WPhoto by Bruce Warrington on Unsplash

Den meisten Lesern dürfte PipeWire als designierter Nachfolger von PulseAudio und mehr mittlerweile ein Begriff oder bereits in Benutzung sein. Ein Artikel von 2018 in der Zeitschrift LinuxUser beleuchtet die Notwendigkeit für die Entwicklung von PipeWire im Zusammenspiel mit der fortschreitenden Wayland-Integration. Seither ist viel passiert und PipeWire produktiv nutzbar geworden.

Der Klempner

Kürzlich erschien nun unter der treffenden Bezeichnung WirePlumber ein externer Session-Manager für PipeWire, der mit Fedora 35 ausgeliefert wurde und der auch bei mir bereits bei Debian Unstable Dienst tun. Ich kam auch gar nicht drum herum, da die bis dahin dafür verwendete Komponente pipewire-media-session entfernt wurde und in der Folge der Sound ausblieb.

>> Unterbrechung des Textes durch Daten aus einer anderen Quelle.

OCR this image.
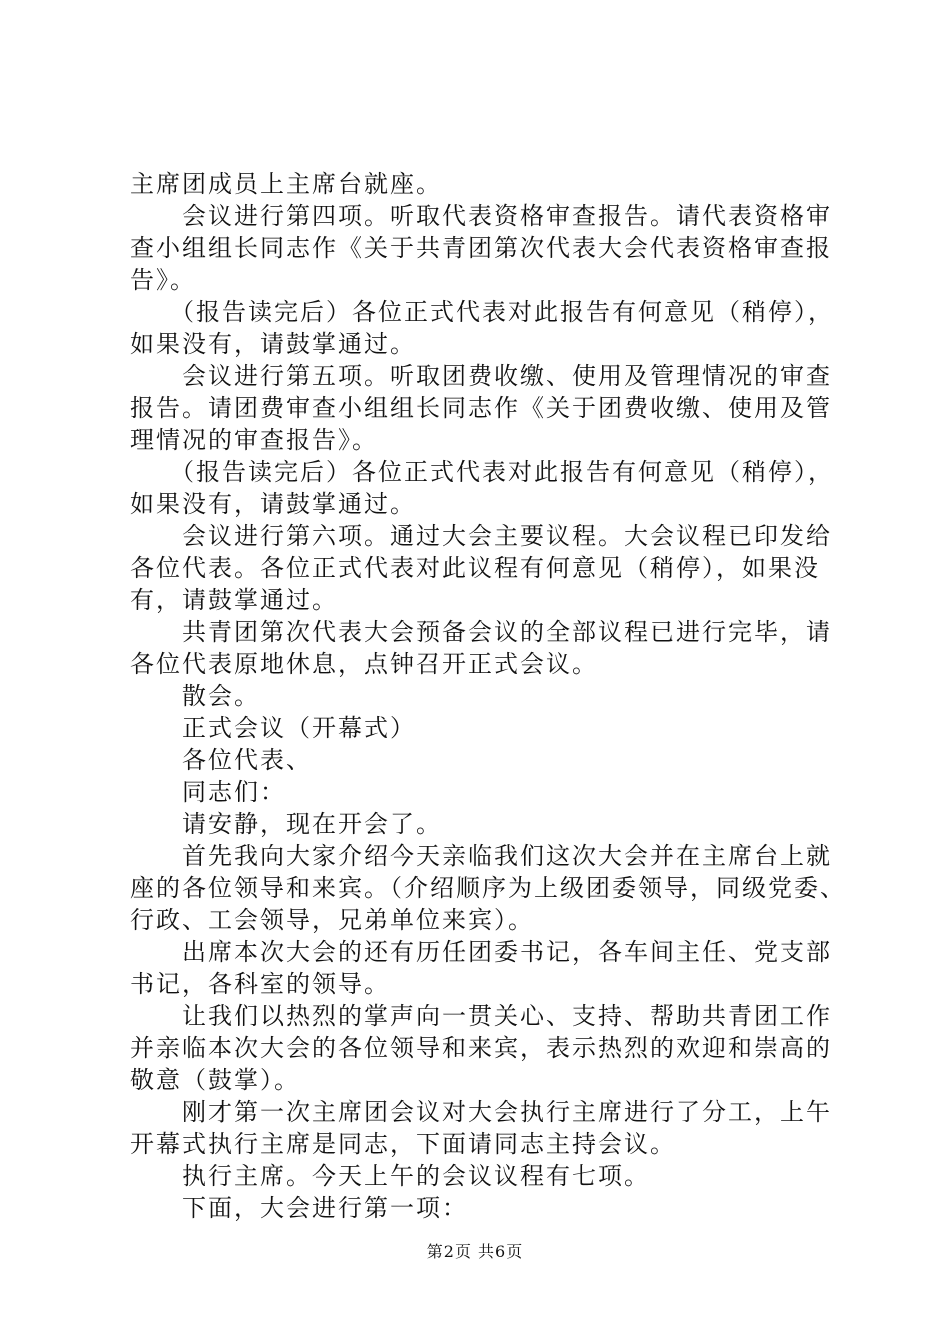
主席团成员上主席台就座。
　　会议进行第四项。听取代表资格审查报告。请代表资格审
查小组组长同志作《关于共青团第次代表大会代表资格审查报
告》。
　　（报告读完后）各位正式代表对此报告有何意见（稍停），
如果没有，请鼓掌通过。
　　会议进行第五项。听取团费收缴、使用及管理情况的审查
报告。请团费审查小组组长同志作《关于团费收缴、使用及管
理情况的审查报告》。
　　（报告读完后）各位正式代表对此报告有何意见（稍停），
如果没有，请鼓掌通过。
　　会议进行第六项。通过大会主要议程。大会议程已印发给
各位代表。各位正式代表对此议程有何意见（稍停），如果没
有，请鼓掌通过。
　　共青团第次代表大会预备会议的全部议程已进行完毕，请
各位代表原地休息，点钟召开正式会议。
　　散会。
　　正式会议（开幕式）
　　各位代表、
　　同志们：
　　请安静，现在开会了。
　　首先我向大家介绍今天亲临我们这次大会并在主席台上就
座的各位领导和来宾。（介绍顺序为上级团委领导，同级党委、
行政、工会领导，兄弟单位来宾）。
　　出席本次大会的还有历任团委书记，各车间主任、党支部
书记，各科室的领导。
　　让我们以热烈的掌声向一贯关心、支持、帮助共青团工作
并亲临本次大会的各位领导和来宾，表示热烈的欢迎和崇高的
敬意（鼓掌）。
　　刚才第一次主席团会议对大会执行主席进行了分工，上午
开幕式执行主席是同志，下面请同志主持会议。
　　执行主席。今天上午的会议议程有七项。
　　下面，大会进行第一项：
第2页 共6页
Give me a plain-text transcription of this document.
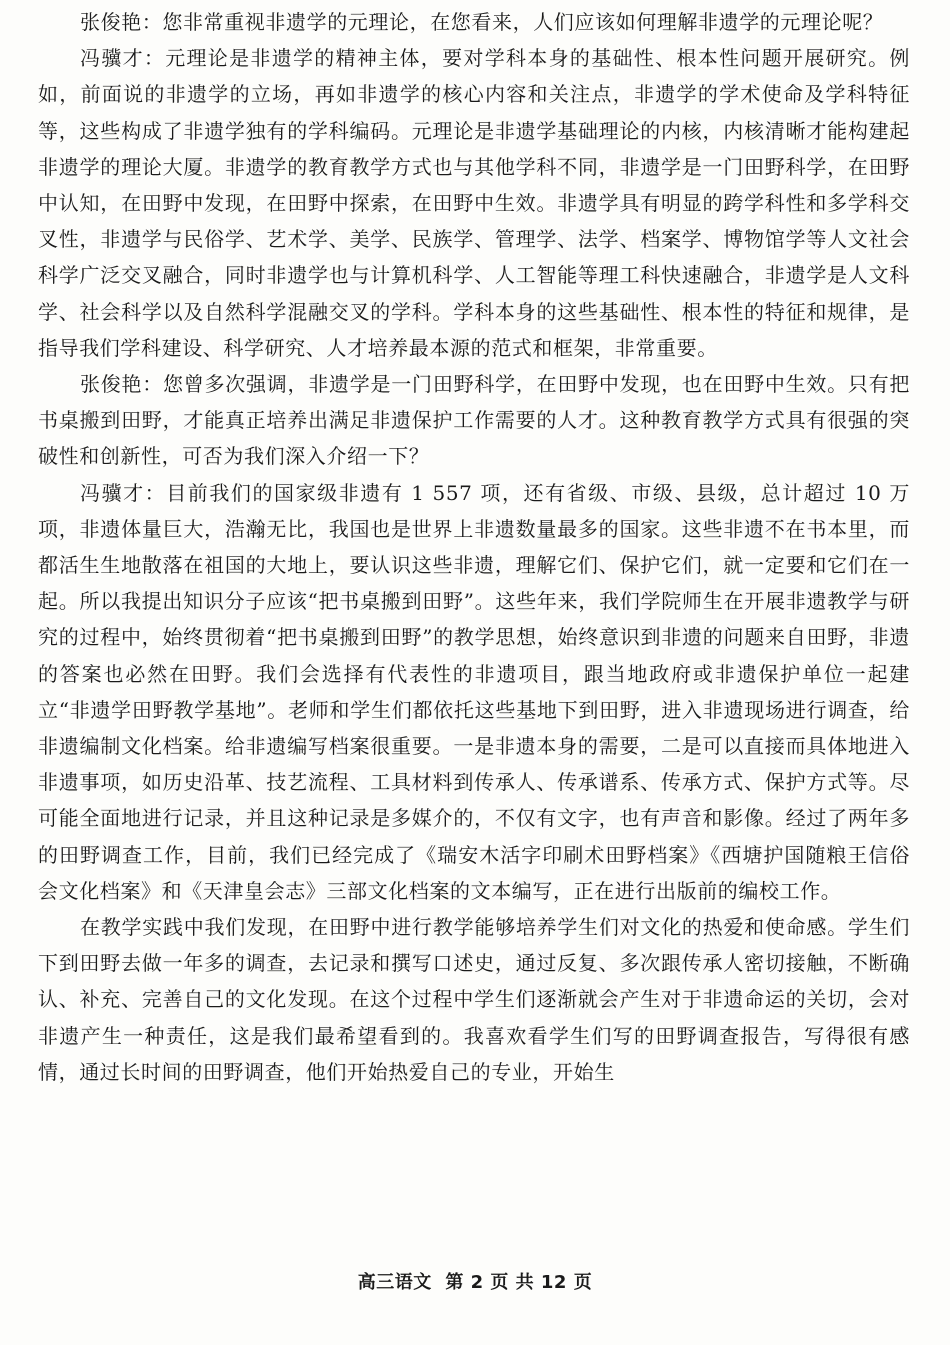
张俊艳：您非常重视非遗学的元理论，在您看来，人们应该如何理解非遗学的元理论呢？

冯骥才：元理论是非遗学的精神主体，要对学科本身的基础性、根本性问题开展研究。例如，前面说的非遗学的立场，再如非遗学的核心内容和关注点，非遗学的学术使命及学科特征等，这些构成了非遗学独有的学科编码。元理论是非遗学基础理论的内核，内核清晰才能构建起非遗学的理论大厦。非遗学的教育教学方式也与其他学科不同，非遗学是一门田野科学，在田野中认知，在田野中发现，在田野中探索，在田野中生效。非遗学具有明显的跨学科性和多学科交叉性，非遗学与民俗学、艺术学、美学、民族学、管理学、法学、档案学、博物馆学等人文社会科学广泛交叉融合，同时非遗学也与计算机科学、人工智能等理工科快速融合，非遗学是人文科学、社会科学以及自然科学混融交叉的学科。学科本身的这些基础性、根本性的特征和规律，是指导我们学科建设、科学研究、人才培养最本源的范式和框架，非常重要。

张俊艳：您曾多次强调，非遗学是一门田野科学，在田野中发现，也在田野中生效。只有把书桌搬到田野，才能真正培养出满足非遗保护工作需要的人才。这种教育教学方式具有很强的突破性和创新性，可否为我们深入介绍一下？

冯骥才：目前我们的国家级非遗有 1 557 项，还有省级、市级、县级，总计超过 10 万项，非遗体量巨大，浩瀚无比，我国也是世界上非遗数量最多的国家。这些非遗不在书本里，而都活生生地散落在祖国的大地上，要认识这些非遗，理解它们、保护它们，就一定要和它们在一起。所以我提出知识分子应该“把书桌搬到田野”。这些年来，我们学院师生在开展非遗教学与研究的过程中，始终贯彻着“把书桌搬到田野”的教学思想，始终意识到非遗的问题来自田野，非遗的答案也必然在田野。我们会选择有代表性的非遗项目，跟当地政府或非遗保护单位一起建立“非遗学田野教学基地”。老师和学生们都依托这些基地下到田野，进入非遗现场进行调查，给非遗编制文化档案。给非遗编写档案很重要。一是非遗本身的需要，二是可以直接而具体地进入非遗事项，如历史沿革、技艺流程、工具材料到传承人、传承谱系、传承方式、保护方式等。尽可能全面地进行记录，并且这种记录是多媒介的，不仅有文字，也有声音和影像。经过了两年多的田野调查工作，目前，我们已经完成了《瑞安木活字印刷术田野档案》《西塘护国随粮王信俗会文化档案》和《天津皇会志》三部文化档案的文本编写，正在进行出版前的编校工作。

在教学实践中我们发现，在田野中进行教学能够培养学生们对文化的热爱和使命感。学生们下到田野去做一年多的调查，去记录和撰写口述史，通过反复、多次跟传承人密切接触，不断确认、补充、完善自己的文化发现。在这个过程中学生们逐渐就会产生对于非遗命运的关切，会对非遗产生一种责任，这是我们最希望看到的。我喜欢看学生们写的田野调查报告，写得很有感情，通过长时间的田野调查，他们开始热爱自己的专业，开始生

高三语文 第 2 页 共 12 页
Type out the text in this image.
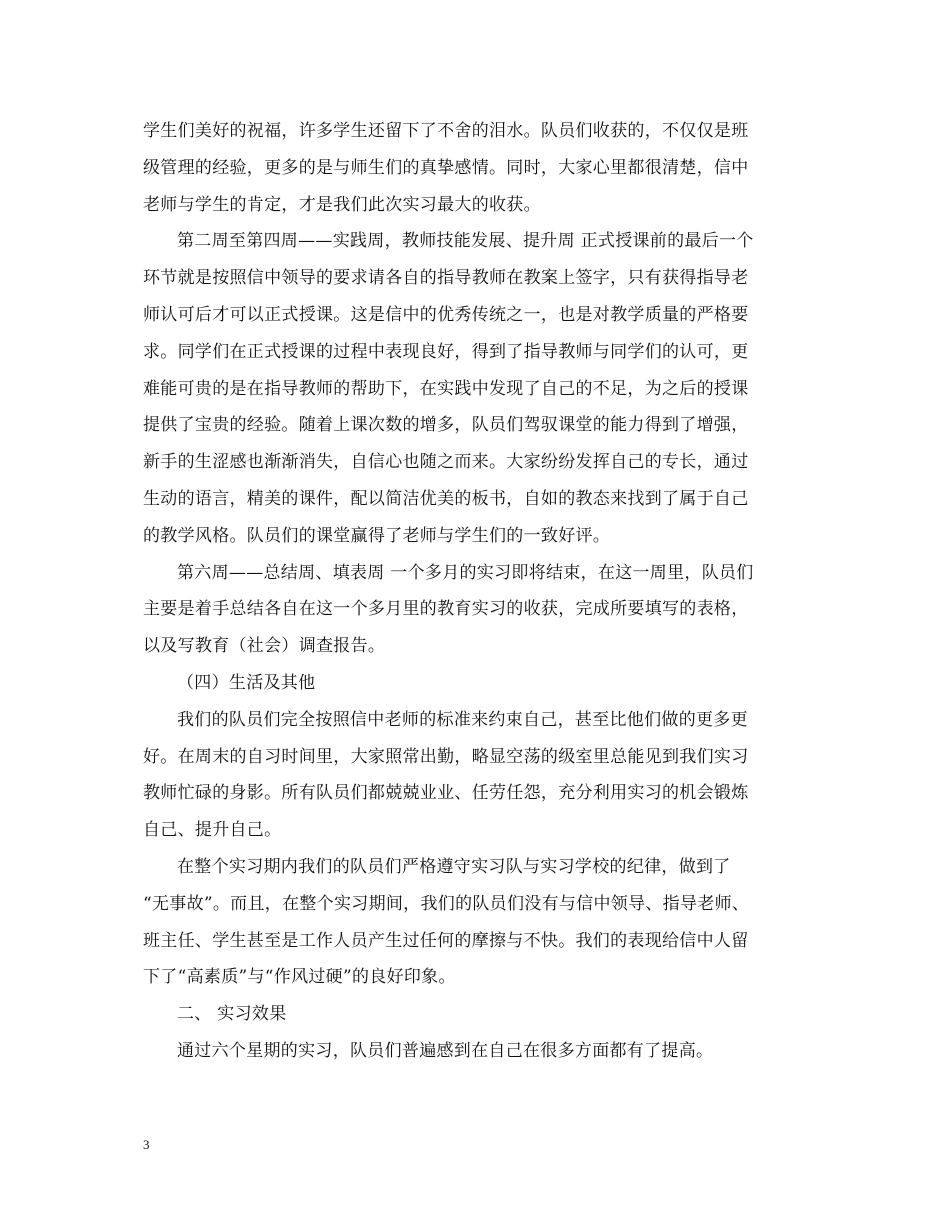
学生们美好的祝福，许多学生还留下了不舍的泪水。队员们收获的，不仅仅是班
级管理的经验，更多的是与师生们的真挚感情。同时，大家心里都很清楚，信中
老师与学生的肯定，才是我们此次实习最大的收获。

第二周至第四周——实践周，教师技能发展、提升周 正式授课前的最后一个
环节就是按照信中领导的要求请各自的指导教师在教案上签字，只有获得指导老
师认可后才可以正式授课。这是信中的优秀传统之一，也是对教学质量的严格要
求。同学们在正式授课的过程中表现良好，得到了指导教师与同学们的认可，更
难能可贵的是在指导教师的帮助下，在实践中发现了自己的不足，为之后的授课
提供了宝贵的经验。随着上课次数的增多，队员们驾驭课堂的能力得到了增强，
新手的生涩感也渐渐消失，自信心也随之而来。大家纷纷发挥自己的专长，通过
生动的语言，精美的课件，配以简洁优美的板书，自如的教态来找到了属于自己
的教学风格。队员们的课堂赢得了老师与学生们的一致好评。

第六周——总结周、填表周 一个多月的实习即将结束，在这一周里，队员们
主要是着手总结各自在这一个多月里的教育实习的收获，完成所要填写的表格，
以及写教育（社会）调查报告。

（四）生活及其他

我们的队员们完全按照信中老师的标准来约束自己，甚至比他们做的更多更
好。在周末的自习时间里，大家照常出勤，略显空荡的级室里总能见到我们实习
教师忙碌的身影。所有队员们都兢兢业业、任劳任怨，充分利用实习的机会锻炼
自己、提升自己。

在整个实习期内我们的队员们严格遵守实习队与实习学校的纪律，做到了
“无事故”。而且，在整个实习期间，我们的队员们没有与信中领导、指导老师、
班主任、学生甚至是工作人员产生过任何的摩擦与不快。我们的表现给信中人留
下了“高素质”与“作风过硬”的良好印象。

二、 实习效果

通过六个星期的实习，队员们普遍感到在自己在很多方面都有了提高。

3
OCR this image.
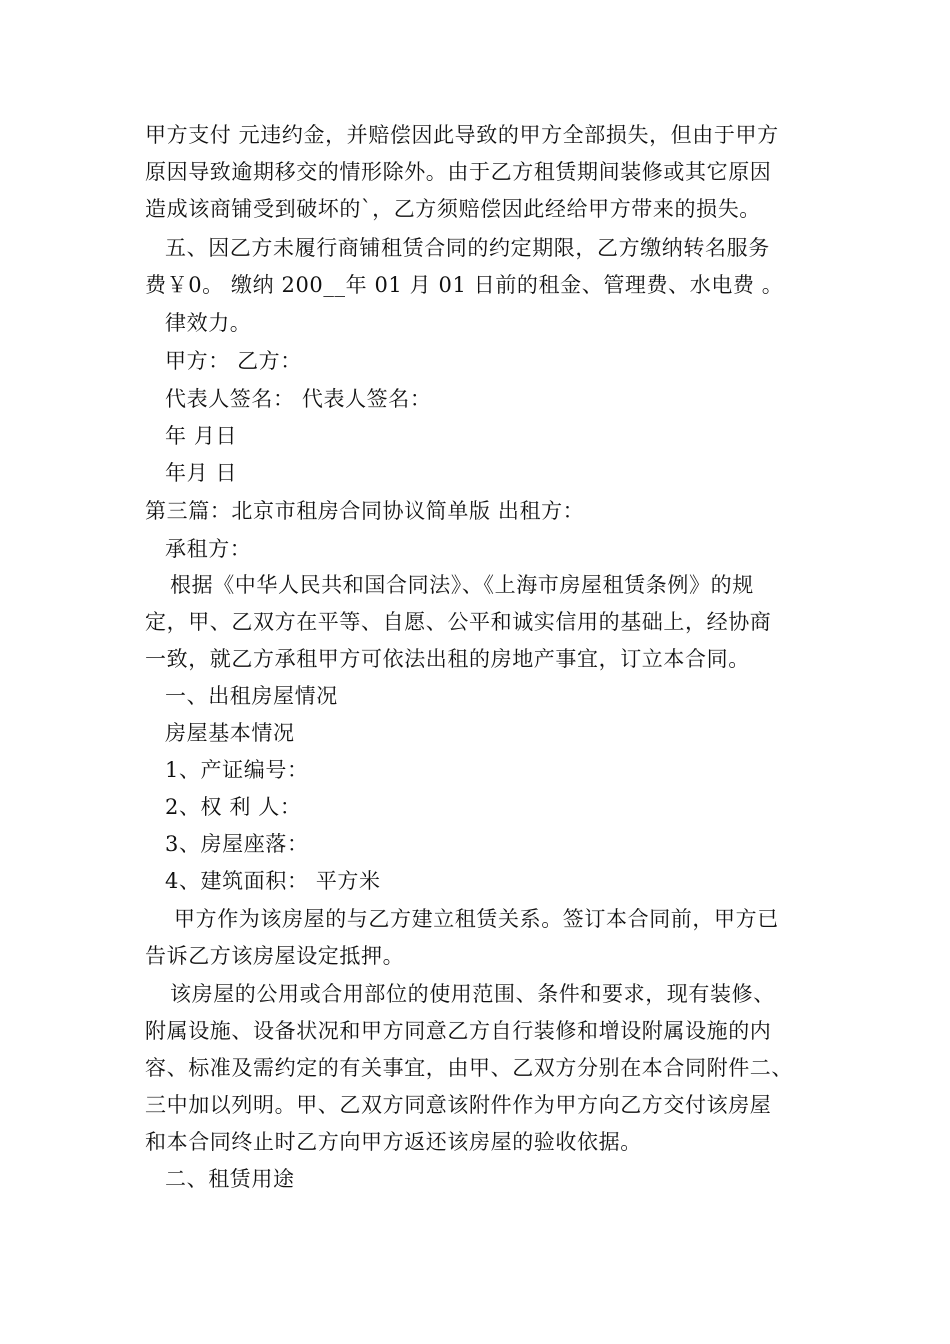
甲方支付 元违约金，并赔偿因此导致的甲方全部损失，但由于甲方
原因导致逾期移交的情形除外。由于乙方租赁期间装修或其它原因
造成该商铺受到破坏的`，乙方须赔偿因此经给甲方带来的损失。
五、因乙方未履行商铺租赁合同的约定期限，乙方缴纳转名服务
费￥0。 缴纳 200__年 01 月 01 日前的租金、管理费、水电费 。
律效力。
甲方： 乙方：
代表人签名： 代表人签名：
年 月日
年月 日
第三篇：北京市租房合同协议简单版 出租方：
承租方：
根据《中华人民共和国合同法》、《上海市房屋租赁条例》的规
定，甲、乙双方在平等、自愿、公平和诚实信用的基础上，经协商
一致，就乙方承租甲方可依法出租的房地产事宜，订立本合同。
一、出租房屋情况
房屋基本情况
1、产证编号：
2、权 利 人：
3、房屋座落：
4、建筑面积： 平方米
甲方作为该房屋的与乙方建立租赁关系。签订本合同前，甲方已
告诉乙方该房屋设定抵押。
该房屋的公用或合用部位的使用范围、条件和要求，现有装修、
附属设施、设备状况和甲方同意乙方自行装修和增设附属设施的内
容、标准及需约定的有关事宜，由甲、乙双方分别在本合同附件二、
三中加以列明。甲、乙双方同意该附件作为甲方向乙方交付该房屋
和本合同终止时乙方向甲方返还该房屋的验收依据。
二、租赁用途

Für den Automotive-Bereich entwickelt

WirePlumber wird von dem bei Collabora angestellten George Kiagiadakis entwickelt, der seit 2018 auch an PipeWire mitarbeitet. Eines der weiteren Projekte, an denen er im Rahmen seiner Anstellung arbeitet, ist das unter dem Schirm der Linux Foundation agierende Automotive Grade Linux (AGL). Hier fiel ihm auf, dass das zuverlässige Regeln von mehreren Audioströmen mit PulseAudio nicht einfach war. Dabei ging es um simple Dinge wie das Herunterregeln der Lautstärke der Musik, wenn eine Sprachmeldung vom Navi anstand oder das Stoppen des Audiostroms, wenn ein Anruf hereinkommt.

Logik per Lua-Script

Für diese Aufgaben versprach PipeWire bessere Ergebnisse. Allerdings stellte Kiagiadakis fest, dass der verwendete, in C geschriebene Session-Manager pipewire-media-session zu unflexibel war, wenn es um schnelle Anpassungen am Code ging. In der Folge entwarf er WirePlumber als modulare externe Anwendung, deren Steuerlogik in der Scriptsprache Lua verfasst ist. Diese Lua-Skripte können leicht modifiziert und erweitert werden, was bedeutet, dass die Benutzer jetzt die Möglichkeit haben, das Verhalten ihres PipeWire-Setups besser an ihre Bedürfnisse anzupassen.

Raue Ecken

Noch gibt es allerdings einige raue Ecken, die ausgebügelt werden müssen, bevor WirePlumber ein guter Mitspieler auf dem Desktop wird. Aber die Auslieferung mit Fedora 35 sollte hier für schnellen Fortschritt sorgen. Red Hat-Entwickler Christian Schaller hat Kiagiadakis für das Fedora Magazine zu WirePlumber interviewt, der einige Hintergründe der Entwicklung erläutert. Die Dokumentation von WirePlumber beleuchtet weitere technische Einzelheiten wie die Konfiguration und die einzelnen Module.

Mit der rasanten Entwicklung von PipeWire und dem neuen Session-Manager WirePlumber sehen wir, wie ich finde, spannenden Zeiten im Bereich Audio/Video entgegen.